All at once, as she was hastening on, the memory struck her, like a new thought, of how he had doubted her honor. She stopped, stock-still, in the middle of the road. Then, like a smitten flower from the stem, she dropped by the side of a broad elm-tree, and for the first time since her widowhood gave way to a passion of tears.


“What’s this?” said a rough voice, close in front, and a dark lantern flashed out its hideous wide circle. “What are you doing here? Now, then, look sharp!”

The Baroness staggered to her feet.

“It is I,” she stammered—“Mevrouw van Helmont;” and then, recognizing the local policeman, “I am not well, Juffers; help me home.”

The man escorted her in amazed if deferential silence. He could understand even a Baroness being suddenly taken ill, but he could not understand a Baroness being out there alone at this time of night. It was not difficult for her to read his thoughts as he tramped on, lantern in hand; she gladly dismissed him, with an unwisely large gratuity, as soon as the lights of the house came in sight.

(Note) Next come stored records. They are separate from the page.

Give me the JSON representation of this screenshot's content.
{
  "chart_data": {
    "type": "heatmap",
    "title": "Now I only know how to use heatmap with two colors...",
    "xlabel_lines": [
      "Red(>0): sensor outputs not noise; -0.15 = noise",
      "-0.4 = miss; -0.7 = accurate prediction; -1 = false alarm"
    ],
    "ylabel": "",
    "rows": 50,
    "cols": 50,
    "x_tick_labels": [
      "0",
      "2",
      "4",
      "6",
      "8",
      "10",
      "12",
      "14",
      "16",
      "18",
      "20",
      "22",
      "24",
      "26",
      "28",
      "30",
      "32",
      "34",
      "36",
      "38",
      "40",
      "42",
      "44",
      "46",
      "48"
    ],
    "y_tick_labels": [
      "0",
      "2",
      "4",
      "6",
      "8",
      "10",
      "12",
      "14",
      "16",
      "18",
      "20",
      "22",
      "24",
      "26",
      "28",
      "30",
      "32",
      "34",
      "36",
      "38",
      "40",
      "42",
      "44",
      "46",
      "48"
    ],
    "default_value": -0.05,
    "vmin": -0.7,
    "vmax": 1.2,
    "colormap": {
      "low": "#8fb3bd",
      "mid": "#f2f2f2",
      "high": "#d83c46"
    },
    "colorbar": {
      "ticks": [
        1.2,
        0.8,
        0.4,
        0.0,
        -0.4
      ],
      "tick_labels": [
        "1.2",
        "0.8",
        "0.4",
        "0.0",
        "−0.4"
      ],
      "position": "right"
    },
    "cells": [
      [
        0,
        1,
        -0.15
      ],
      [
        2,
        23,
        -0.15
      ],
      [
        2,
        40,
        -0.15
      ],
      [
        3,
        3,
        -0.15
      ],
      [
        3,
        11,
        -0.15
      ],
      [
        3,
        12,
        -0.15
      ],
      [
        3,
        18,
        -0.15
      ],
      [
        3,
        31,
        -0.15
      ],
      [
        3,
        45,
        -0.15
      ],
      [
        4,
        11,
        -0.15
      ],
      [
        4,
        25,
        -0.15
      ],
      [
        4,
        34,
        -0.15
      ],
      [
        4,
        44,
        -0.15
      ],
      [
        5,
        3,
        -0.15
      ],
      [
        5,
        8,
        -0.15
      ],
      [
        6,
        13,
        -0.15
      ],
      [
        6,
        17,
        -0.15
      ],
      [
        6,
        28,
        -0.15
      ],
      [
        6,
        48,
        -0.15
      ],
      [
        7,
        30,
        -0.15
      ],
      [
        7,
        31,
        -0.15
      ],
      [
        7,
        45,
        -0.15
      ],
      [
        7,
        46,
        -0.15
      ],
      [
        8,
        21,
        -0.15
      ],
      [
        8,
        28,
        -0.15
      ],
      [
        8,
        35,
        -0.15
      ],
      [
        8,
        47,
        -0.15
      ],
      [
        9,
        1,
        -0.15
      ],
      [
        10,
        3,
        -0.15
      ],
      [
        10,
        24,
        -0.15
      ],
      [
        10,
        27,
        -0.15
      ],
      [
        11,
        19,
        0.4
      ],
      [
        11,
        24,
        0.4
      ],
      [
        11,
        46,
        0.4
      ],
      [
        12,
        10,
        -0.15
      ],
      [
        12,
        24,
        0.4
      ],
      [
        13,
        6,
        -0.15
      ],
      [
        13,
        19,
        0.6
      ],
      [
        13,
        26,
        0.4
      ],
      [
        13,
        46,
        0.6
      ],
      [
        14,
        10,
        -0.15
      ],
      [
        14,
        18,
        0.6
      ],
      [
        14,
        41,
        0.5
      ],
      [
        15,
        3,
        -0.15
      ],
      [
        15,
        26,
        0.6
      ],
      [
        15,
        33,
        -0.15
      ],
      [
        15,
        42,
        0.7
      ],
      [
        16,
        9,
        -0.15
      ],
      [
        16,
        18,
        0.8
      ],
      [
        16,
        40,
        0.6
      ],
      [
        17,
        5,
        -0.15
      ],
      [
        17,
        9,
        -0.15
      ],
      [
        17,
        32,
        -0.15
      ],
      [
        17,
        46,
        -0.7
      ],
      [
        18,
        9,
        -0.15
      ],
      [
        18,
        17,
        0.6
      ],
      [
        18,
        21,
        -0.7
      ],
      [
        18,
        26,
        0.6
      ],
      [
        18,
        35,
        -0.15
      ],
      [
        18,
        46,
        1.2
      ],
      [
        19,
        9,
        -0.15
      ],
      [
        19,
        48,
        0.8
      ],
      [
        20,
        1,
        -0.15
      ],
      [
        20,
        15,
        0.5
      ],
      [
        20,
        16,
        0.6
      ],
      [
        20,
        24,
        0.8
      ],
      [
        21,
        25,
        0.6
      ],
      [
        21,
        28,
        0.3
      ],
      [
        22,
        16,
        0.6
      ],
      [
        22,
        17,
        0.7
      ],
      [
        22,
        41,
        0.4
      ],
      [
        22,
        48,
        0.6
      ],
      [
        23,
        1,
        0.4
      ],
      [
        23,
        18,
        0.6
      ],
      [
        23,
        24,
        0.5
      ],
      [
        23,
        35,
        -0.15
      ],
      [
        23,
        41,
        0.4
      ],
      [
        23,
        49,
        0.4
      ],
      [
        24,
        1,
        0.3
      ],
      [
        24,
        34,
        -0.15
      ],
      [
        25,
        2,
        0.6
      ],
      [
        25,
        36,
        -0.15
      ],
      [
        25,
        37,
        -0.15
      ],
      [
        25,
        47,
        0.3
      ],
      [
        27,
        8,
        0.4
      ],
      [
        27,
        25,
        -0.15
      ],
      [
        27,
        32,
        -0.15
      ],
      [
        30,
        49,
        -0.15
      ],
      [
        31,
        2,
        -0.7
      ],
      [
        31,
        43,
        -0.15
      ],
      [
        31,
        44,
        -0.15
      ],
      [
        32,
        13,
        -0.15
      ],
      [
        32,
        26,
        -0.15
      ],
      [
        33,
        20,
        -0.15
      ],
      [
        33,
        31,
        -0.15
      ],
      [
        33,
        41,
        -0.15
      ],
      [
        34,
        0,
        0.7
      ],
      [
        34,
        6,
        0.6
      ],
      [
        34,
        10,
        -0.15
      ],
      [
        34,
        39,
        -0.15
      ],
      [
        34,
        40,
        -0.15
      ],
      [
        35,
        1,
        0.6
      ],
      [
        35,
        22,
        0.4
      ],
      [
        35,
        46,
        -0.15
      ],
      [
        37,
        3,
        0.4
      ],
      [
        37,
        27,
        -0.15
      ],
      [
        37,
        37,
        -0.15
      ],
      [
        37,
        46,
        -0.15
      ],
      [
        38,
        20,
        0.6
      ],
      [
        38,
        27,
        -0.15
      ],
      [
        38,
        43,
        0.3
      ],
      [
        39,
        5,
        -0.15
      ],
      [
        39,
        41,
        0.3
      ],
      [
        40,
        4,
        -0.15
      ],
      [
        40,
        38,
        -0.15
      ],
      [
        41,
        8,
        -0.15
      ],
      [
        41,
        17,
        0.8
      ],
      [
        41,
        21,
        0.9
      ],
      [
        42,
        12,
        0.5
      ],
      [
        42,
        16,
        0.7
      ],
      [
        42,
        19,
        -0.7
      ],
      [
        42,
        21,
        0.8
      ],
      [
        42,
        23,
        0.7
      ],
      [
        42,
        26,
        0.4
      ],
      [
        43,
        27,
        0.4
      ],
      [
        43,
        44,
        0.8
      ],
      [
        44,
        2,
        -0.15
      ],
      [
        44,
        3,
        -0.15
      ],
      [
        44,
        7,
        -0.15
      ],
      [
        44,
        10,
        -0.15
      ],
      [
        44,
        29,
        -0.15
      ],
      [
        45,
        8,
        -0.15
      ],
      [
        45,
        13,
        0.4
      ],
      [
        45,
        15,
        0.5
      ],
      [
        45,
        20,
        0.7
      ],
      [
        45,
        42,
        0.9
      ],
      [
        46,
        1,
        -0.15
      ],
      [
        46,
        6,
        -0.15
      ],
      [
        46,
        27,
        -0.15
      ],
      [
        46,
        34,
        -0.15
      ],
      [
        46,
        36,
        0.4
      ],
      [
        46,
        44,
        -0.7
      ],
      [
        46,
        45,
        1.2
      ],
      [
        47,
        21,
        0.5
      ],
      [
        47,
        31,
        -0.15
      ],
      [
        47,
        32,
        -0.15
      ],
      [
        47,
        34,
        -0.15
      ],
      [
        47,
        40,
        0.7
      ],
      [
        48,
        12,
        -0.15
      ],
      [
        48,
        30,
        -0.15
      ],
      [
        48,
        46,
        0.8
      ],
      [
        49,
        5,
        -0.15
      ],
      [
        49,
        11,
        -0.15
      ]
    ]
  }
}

“Well!” he mused, standing, clumsily respectful, with the broad silver piece on his open palm, “she isn’t too ill to walk, anyway. Straight as a dart. Blest if I didn’t think it was Tipsy Liza! I wish that she’d march as easy when I takes her to the lock-up.”

Hephzibah came forward as the young Baroness entered the house. With unusual politeness, but with averted eyes, she took that lady’s hat. And Ursula, returning to her room, where her copy-books lay patiently, painfully waiting, felt that henceforth she was, more or less, in this silent servant’s power.

“I will go on,” she said, doggedly, settling down to “debtor” and “creditor,” “with God’s help or without.”